3. Stupid thread where people report Gelbooru to Clownflare to try to get it taken down:
>https://ghostarchive.org/archive/CfVMZ?wr=false
>https://web.archive.org/web/20260612122804/https://ghostarchive.org/chimurai4/CfVMZ.warc
I found that link from this thread: https://desuarchive.org/g/thread/107418115/#107423985

4. See the OP
>>
>>109036942
I'm thinking that overheating isn't the problem. The router is in one of the coolest areas of where I live. I need that previous Internet or LAN speed which was around 14 times faster. Need it for the important data transfers and (archiving) stuff I'm working on.

Around 8 hours after now, I think I'll restart the WiFi thing in my Linux computer (wpa_supplicant). Maybe even unplug the router and plug it back in (last resort as that messes "lots of stuff" up).

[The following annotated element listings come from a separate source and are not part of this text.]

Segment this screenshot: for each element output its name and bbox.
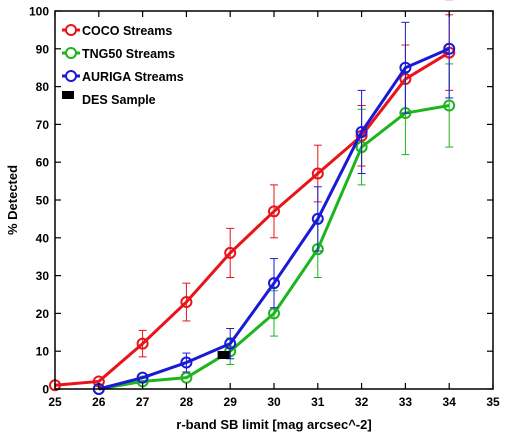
x-tick-label: 33	[399, 395, 413, 409]
legend-swatch-marker	[66, 71, 76, 81]
x-tick-label: 25	[48, 395, 62, 409]
y-tick-label: 40	[36, 231, 50, 245]
x-tick-label: 29	[224, 395, 238, 409]
legend-label: TNG50 Streams	[82, 47, 175, 61]
legend-swatch-marker	[66, 25, 76, 35]
legend-label: AURIGA Streams	[82, 70, 184, 84]
legend-label: DES Sample	[82, 93, 156, 107]
x-tick-label: 31	[311, 395, 325, 409]
series-line	[99, 106, 449, 390]
legend: COCO Streams TNG50 Streams AURIGA Streams D…	[62, 24, 184, 107]
y-tick-label: 90	[36, 42, 50, 56]
x-tick-label: 35	[486, 395, 500, 409]
y-tick-label: 70	[36, 118, 50, 132]
y-tick-label: 0	[42, 383, 49, 397]
y-tick-label: 30	[36, 269, 50, 283]
y-tick-label: 100	[29, 5, 49, 19]
x-tick-label: 34	[443, 395, 457, 409]
x-tick-label: 32	[355, 395, 369, 409]
y-tick-label: 10	[36, 345, 50, 359]
x-axis-title: r-band SB limit [mag arcsec^-2]	[176, 417, 371, 432]
legend-swatch-marker	[66, 48, 76, 58]
y-tick-label: 20	[36, 307, 50, 321]
x-tick-label: 26	[92, 395, 106, 409]
y-tick-label: 60	[36, 156, 50, 170]
axis-layer: 25 26 27 28 29 30 31 32 33 34 35 0 10 20 30 40 50 60 70 80 9…	[5, 5, 500, 433]
x-tick-label: 28	[180, 395, 194, 409]
y-tick-label: 50	[36, 194, 50, 208]
y-tick-label: 80	[36, 80, 50, 94]
x-tick-label: 30	[267, 395, 281, 409]
legend-label: COCO Streams	[82, 24, 172, 38]
y-axis-title: % Detected	[5, 165, 20, 235]
x-tick-label: 27	[136, 395, 150, 409]
des-sample-marker	[218, 351, 230, 359]
legend-swatch-box	[62, 91, 74, 99]
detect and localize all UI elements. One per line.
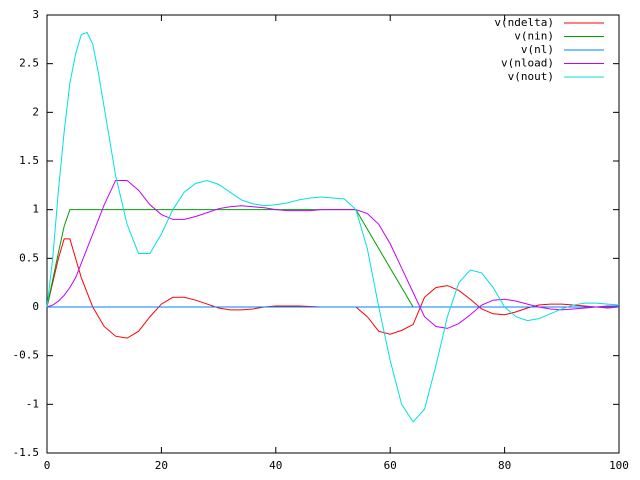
y-tick-label: 2 (32, 105, 39, 118)
x-tick-label: 100 (609, 459, 629, 472)
y-tick-label: 1 (32, 203, 39, 216)
y-tick-label: -1.5 (13, 446, 40, 459)
y-tick-label: 0 (32, 300, 39, 313)
legend-label: v(nload) (501, 57, 554, 70)
series-line (46, 31, 620, 423)
y-tick-label: 0.5 (19, 251, 39, 264)
legend-label: v(ndelta) (494, 16, 554, 29)
series-line (46, 179, 619, 329)
y-tick-label: 1.5 (19, 154, 39, 167)
y-tick-label: -1 (26, 397, 39, 410)
x-tick-label: 0 (44, 459, 51, 472)
y-tick-label: 2.5 (19, 57, 39, 70)
series-line (46, 238, 620, 339)
x-tick-label: 80 (498, 459, 511, 472)
x-tick-label: 40 (269, 459, 282, 472)
legend-label: v(nl) (521, 43, 554, 56)
legend-label: v(nout) (508, 70, 554, 83)
y-tick-label: -0.5 (13, 349, 40, 362)
legend-label: v(nin) (514, 30, 554, 43)
y-tick-label: 3 (32, 8, 39, 21)
x-tick-label: 20 (155, 459, 168, 472)
x-tick-label: 60 (384, 459, 397, 472)
series-line (46, 209, 619, 308)
plot-frame (46, 14, 620, 454)
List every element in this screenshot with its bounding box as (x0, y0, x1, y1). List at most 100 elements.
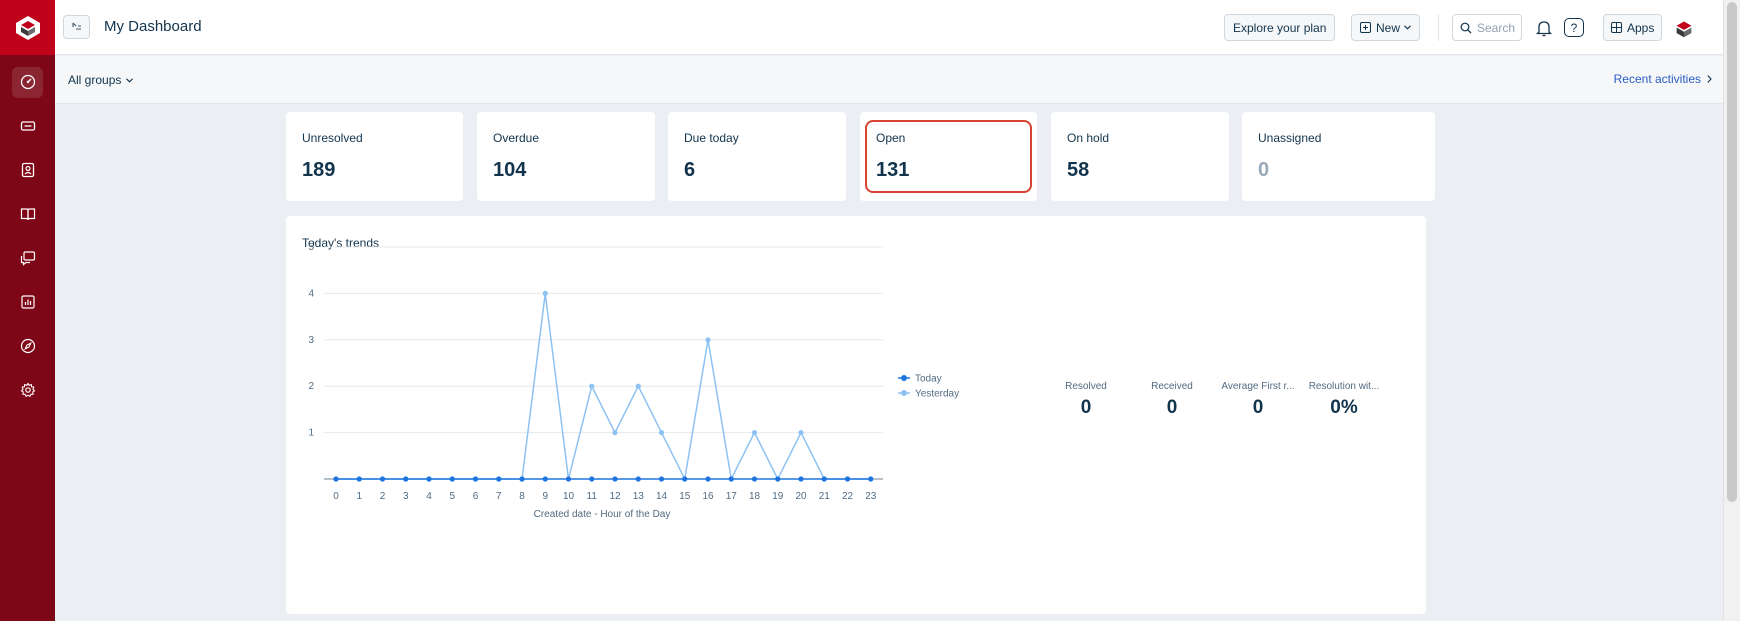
notifications-button[interactable] (1534, 14, 1554, 41)
nav-contacts[interactable] (0, 148, 55, 192)
stat-label: Resolved (1065, 381, 1107, 392)
profile-logo-icon (1676, 21, 1692, 38)
stat-label: Received (1151, 381, 1193, 392)
recent-activities-link[interactable]: Recent activities (1614, 72, 1712, 86)
help-button[interactable]: ? (1563, 14, 1585, 41)
left-nav-rail (0, 0, 55, 621)
y-tick-label: 5 (308, 242, 314, 253)
apps-label: Apps (1627, 20, 1655, 35)
nav-forums[interactable] (0, 236, 55, 280)
apps-icon (1611, 22, 1622, 33)
recent-activities-label: Recent activities (1613, 72, 1701, 86)
nav-dashboard[interactable] (0, 60, 55, 104)
data-point-today (542, 476, 548, 482)
metric-label: Unresolved (302, 131, 363, 145)
metric-value: 104 (493, 159, 527, 181)
selection-highlight (865, 120, 1032, 193)
discover-icon (20, 338, 35, 354)
metric-card-unresolved[interactable]: Unresolved 189 (286, 112, 463, 201)
metric-card-open[interactable]: Open 131 (860, 112, 1037, 201)
x-tick-label: 4 (426, 491, 432, 502)
x-tick-label: 13 (633, 491, 645, 502)
data-point-today (705, 476, 711, 482)
nav-discover[interactable] (0, 324, 55, 368)
data-point-today (519, 476, 525, 482)
data-point-yesterday (635, 383, 641, 389)
metric-label: Unassigned (1258, 131, 1322, 145)
new-button[interactable]: New (1351, 14, 1421, 41)
metric-card-due-today[interactable]: Due today 6 (668, 112, 846, 201)
settings-icon (20, 382, 35, 398)
stat-average-first-response: Average First r... 0 (1215, 381, 1301, 419)
stat-label: Average First r... (1221, 381, 1295, 392)
metric-value: 58 (1067, 159, 1090, 181)
data-point-yesterday (612, 430, 618, 436)
data-point-today (844, 476, 851, 482)
plus-box-icon (1360, 22, 1371, 33)
data-point-today (798, 476, 804, 482)
x-tick-label: 1 (356, 491, 362, 502)
nav-solutions[interactable] (0, 192, 55, 236)
data-point-today (868, 476, 874, 482)
x-tick-label: 19 (772, 491, 784, 502)
data-point-today (356, 476, 362, 482)
todays-trends-panel: Today's trends 1 2 3 4 5 0 1 2 3 4 5 6 7 8 9 10 11 12 13 14… (286, 216, 1426, 614)
bell-icon (1536, 20, 1552, 36)
x-axis-title: Created date - Hour of the Day (534, 509, 671, 520)
profile-avatar[interactable] (1669, 13, 1699, 43)
data-point-today (565, 476, 572, 482)
stat-value: 0 (1252, 397, 1264, 418)
metric-card-on-hold[interactable]: On hold 58 (1051, 112, 1229, 201)
data-point-today (821, 476, 827, 482)
data-point-today (333, 476, 339, 482)
nav-reports[interactable] (0, 280, 55, 324)
y-tick-label: 2 (308, 381, 314, 392)
page-scrollbar[interactable] (1723, 0, 1740, 621)
data-point-today (751, 476, 758, 482)
data-point-yesterday (658, 430, 665, 436)
new-button-label: New (1376, 20, 1401, 35)
data-point-today (728, 476, 734, 482)
group-filter-dropdown[interactable]: All groups (68, 73, 134, 87)
search-input[interactable]: Search (1452, 14, 1522, 41)
scrollbar-thumb[interactable] (1727, 2, 1737, 502)
nav-settings[interactable] (0, 368, 55, 412)
x-tick-label: 2 (380, 491, 386, 502)
nav-tickets[interactable] (0, 104, 55, 148)
x-tick-label: 7 (496, 491, 502, 502)
metric-card-unassigned[interactable]: Unassigned 0 (1242, 112, 1435, 201)
metric-card-overdue[interactable]: Overdue 104 (477, 112, 655, 201)
x-tick-label: 9 (542, 491, 548, 502)
data-point-today (682, 476, 688, 482)
chevron-right-icon (1707, 75, 1712, 83)
explore-plan-label: Explore your plan (1233, 20, 1327, 35)
group-filter-label: All groups (68, 73, 122, 87)
metric-value: 0 (1258, 159, 1270, 181)
search-placeholder: Search (1477, 20, 1516, 35)
apps-button[interactable]: Apps (1603, 14, 1663, 41)
top-header: My Dashboard Explore your plan New Searc… (55, 0, 1723, 55)
explore-plan-button[interactable]: Explore your plan (1224, 14, 1336, 41)
x-tick-label: 17 (726, 491, 738, 502)
solutions-icon (20, 208, 35, 221)
x-tick-label: 14 (656, 491, 668, 502)
brand-logo[interactable] (0, 0, 55, 55)
stat-value: 0% (1330, 397, 1358, 418)
y-tick-label: 4 (308, 288, 314, 299)
x-tick-label: 8 (519, 491, 525, 502)
dashboard-toolbar: All groups Recent activities (55, 56, 1723, 104)
x-tick-label: 20 (795, 491, 807, 502)
legend-label: Today (915, 374, 942, 385)
tickets-icon (20, 121, 35, 131)
sidebar-toggle-button[interactable] (63, 15, 90, 39)
data-point-today (379, 476, 386, 482)
contacts-icon (21, 162, 34, 178)
x-tick-label: 22 (842, 491, 854, 502)
x-tick-label: 23 (865, 491, 877, 502)
stat-received: Received 0 (1129, 381, 1215, 419)
data-point-today (612, 476, 618, 482)
legend-label: Yesterday (915, 389, 959, 400)
data-point-today (775, 476, 781, 482)
sidebar-toggle-icon (71, 22, 81, 30)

Feels like the router (or ISP?) is throttling this computer in the LAN as it seems all other computer in the LAN have way faster transfer speeds.
>>
>>109037315
It's only affecting one PC? Have you looked at network traffic for malware signatures from that machine?
>>
>>109037315
Disconnect the affected PC from the network and use another machine to ping flood the router.
>>
I asked in /hsg/ without any feedback, maybe you guys have some advice for me:

Is there a way to run a 4 disk RAID10 storage solution under Windows with the intention of eventually taking those disks and transferring them into a Synology NAS?

I'm currently using Windows Storage Spaces and would like an exit path out of the windows ecosystem that would allow me to use an array in the meantime.
>>
>>109037560
How are Synology NAS drives partitioned and formatted? How are your current drives partitioned and formatted?
>>
>>109037604
My question is more related to interoperability issues between Windows and linux filesystem based raid solutions. I'm sure I could go through all the trouble of setting something up under WSL, but I'd like to know that it's going to transfer to the NAS seamlessly while also not being mismanaged by Windows in the meantime.
>>
>>109037784
I don't know the answer, but I assume that the Synology NAS will automatically partition and format the drives you install. Test with old drives first if you can't find a definitive answer.